The U.S. Supreme Court has upheld the sovereignty of a gaming tribe in Michigan, the Bay Mills Indian Community, but in such a way that some tribal attorneys find troubling. The high court ruling that a state cannot sue a tribe due to sovereign immunity leaves many question to be answered, they say.

The U.S. Supreme Court recently ruled that the state of Michigan could not sue the Bay Mills Indian Community for operating a casino on land that the tribe believed was trust land because of sovereign immunity.

However, some tribal attorneys worry that dissenting opinions by some justices, including the liberal Ruth Bader Ginsburg and conservative Clarence Thomas might be a red flag for future problems down the road.

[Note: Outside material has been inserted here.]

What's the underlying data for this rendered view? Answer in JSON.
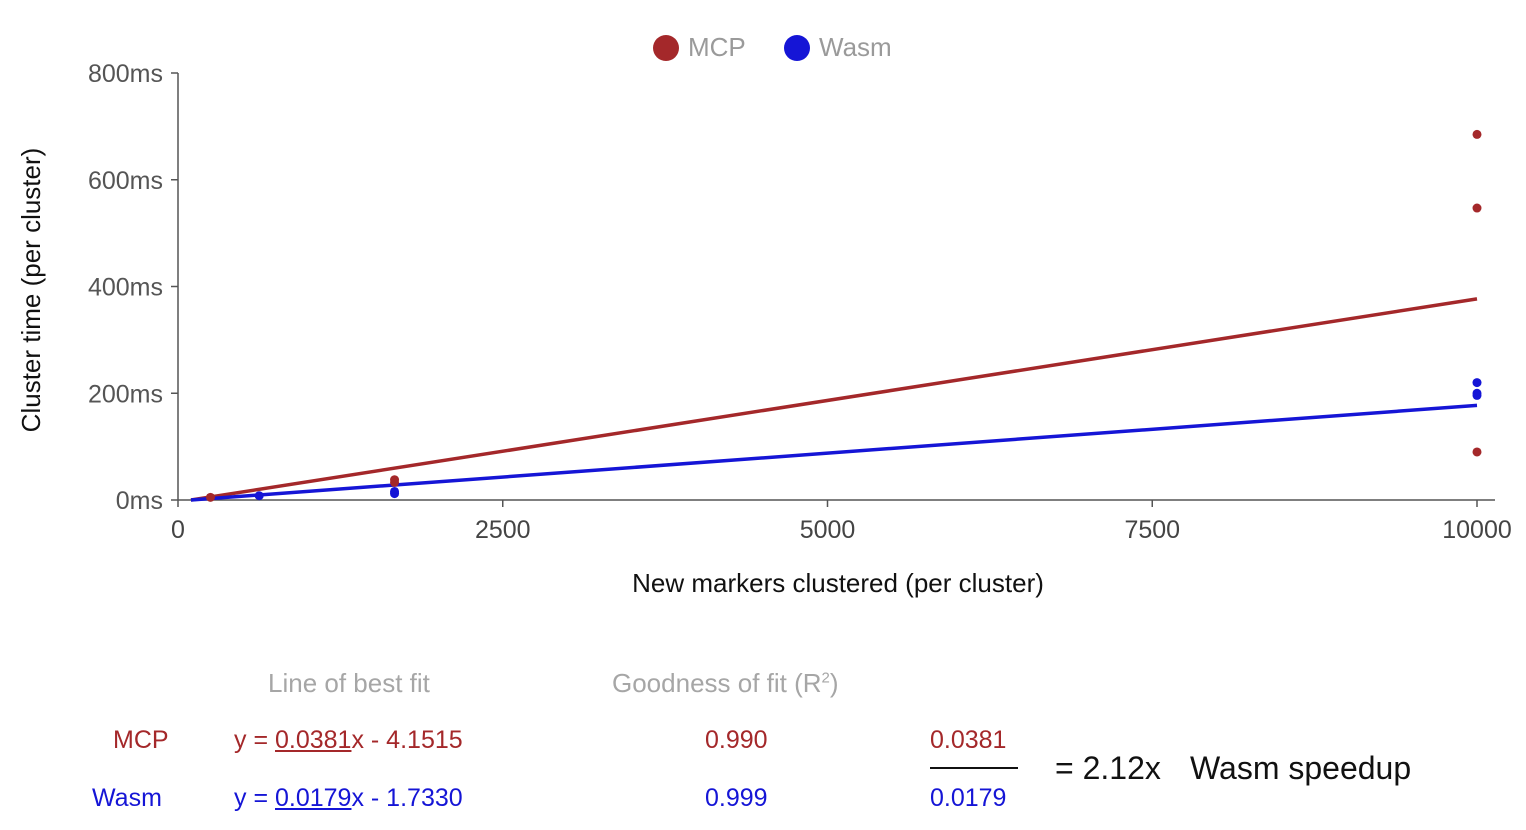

The high court ruling confirmed an earlier ruling that tribes have sovereign immunity from lawsuits, as states and the federal government do.

The tribe was operating a commercial facility on land that it purchased but had not yet converted into trust land. The state sued following the logic that the tribe could be sued for a commercial operation that was off the reservation.

Ginsburg and Thomas joined in a dissent that said, “In Kiowa Tribe of Okla. v. Manufacturing Technologies Inc., this court extended the judgment doctrine of tribal sovereign immunity to bar suits arising out of an Indian tribe’s commercial activities conducted outside its territory,” and added, “That was error. Such an expansion of tribal immunity is unsupported by any rationale for that doctrine, inconsistent with the limits on tribal sovereignty, and an affront to state sovereignty. That decision, wrong to begin with, has only worsened with the passage of time.”

The dissenting opinion asserted that Congress and not the courts should decide this issue. The attorneys opined that the state sued not because it cared about the tribe operating a casino, but because it wanted to try to limit tribal sovereignty.

Other states are also trying to test the limits of tribal sovereignty, including in Oklahoma, where the city of Shawnee wants a tribe to collect sales tax in a tribal-owned and operated store.